Luto y dolor en el corazón de la Princesa de Asturias

Actualizado 09/02/2007 1:00:21 CET

MADRID, 9 Feb. (OTR/PRESS) -

La muerte de una persona joven casi siempre sorprende por inesperada, la de Erika Ortiz Rocasolano, la hermana menor de la Princesa de Asturias, me ha llenado de estupor, como supongo que le habrá pasado a su familia, compañeros y amigos. Quién iba a suponer un desenlace tan trágico, de alguien que se encontraba en plena juventud, con una hija de seis años a la que adoraba. Sabía, eso sí, que había estado de baja laboral por depresión. Una enfermedad a la que se llega por muy diversos caminos, y que padece una cuarta parte de la población, según los últimos estudios realizados en este sentido.

Conocí personalmente a Erika en la presentación de la revista de Arte 'E.M.E.', me pareció muy frágil, algo tímida, pero muy natural. Me agradeció el tratamiento que daba a su hermana Letizia, y a su familia. Fue una conversación corta, ya que la mayoría de los invitados al acto querían saludarla, pero estuvimos el tiempo suficiente para reafirmarme algo que intuía: se sentía agobiada por el peso que para la familia Ortiz-Rocasolano, suponía el matrimonio de su hermana mayor con el Príncipe Felipe. Al contrario de lo que muchos pudieran pensar, esta familia ha tenido que atravesar un camino lleno de espinas, no sólo por la persecución de los medios -que también- sino por las criticas que en el caso de Erika le llovieron casi desde el momento mismo en que su hermana dio el 'Sí' al heredero de la corona española.

No habían terminado de saborear el pastel de bodas cuando ya se alzaron las primeras voces tachando a Erika de 'hermanísima', de aprovechada, por haber aceptado un trabajo que, según decían no le correspondía, como si ser directora de comunicación de una revista en la que llevaba tiempo trabajando, fuera la panacea a todos sus males. También se ha criticado a su abuelo por ser taxista, por vestir así o asá.

Han sido golpes duros, pero, sobre todo, golpes bajos, porque si algo han demostrado todos ellos en este tiempo, es que tienen más dignidad que muchos de los que les juzgan tan despiadadamente. Que yo sepa la vida de los Ortiz-Rocasolano, no ha cambiado, siguen viviendo en el mismo barrio donde vivían, tanto Telma como sus padres siguen trabajando donde trabajaban. Quizá vistan un poco mejor, pero eso es de obligado cumplimiento teniendo en cuenta que cada vez que salen a la calle tienen una cámara esperando que cometan un desliz para poder criticarles.

Lo dicen los sociólogos: los más críticos y despiadados son aquellos que pertenecen a tu misma clase social, aquellos que no pueden perdonar que alguien de su mismo círculo, incluso de su misma escalera, llegue donde ellos no llegarán jamás. O aquellos otros que por estar un escalón más alto, llegan a creerse de una casta aparte.

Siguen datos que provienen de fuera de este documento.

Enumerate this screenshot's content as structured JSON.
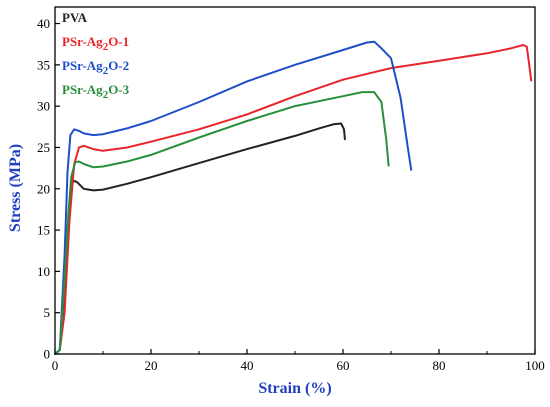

De todos los miembros de esa familia, Erika era la que peor llevaba que la observasen, que la persiguieran, que la ruptura de su relación con Antonio Vigo, el padre de su hija, fuera portada en las revistas, que un paseo con su novio actual, se convirtiera en noticia, pero sobre todo, lo que no podía soportar -y que fue minando su autoestima- es que se cuestionara su trabajo. Su capacidad para desempeñar una labor para la que se había preparado concienzudamente desde pequeña. Porque sus padres, aunque no eran capitanes generales, ni diplomáticos, ni aristócratas, sí se habían preocupado de darles a Letizia, Telma y Erika, el mejor regalo que un padre puede dar a sus hijas: formación, las tres han pasado por la Universidad, han estudiado las carreras para las que creían estar más capacitadas. Pero ningún catedrático les enseñó la asignatura más difícil, que el que resiste, gana.

Erika ha muerto, y con ella se va la alegría de sus padres, de sus hermanas, de sus abuelas, de su hija. Me dicen que están destrozados, sorprendidos, incapaces de comprender lo que ha pasado, pero la que más su hermana Letizia, por su avanzado estado de gestación y porque cuando sus padres se separaron la Princesa adoptó el rol de hermana protectora, sobre todo con Erika, que era la más frágil.

Han pedido respeto, y yo desde estas páginas se lo quiero hacer llegar, aunque me temo que no podrán evitar que la muerte de Erika traspase el umbral de su intimidad, ya lo hemos traspasado. Lo que hay que pedir ahora es que el duelo no se convierta en un circo mediático, porque no era personaje público. Para los periodistas esta debería ser la prueba del algodón, la prueba de que no todo vale. Y tú Erika, descansa en paz.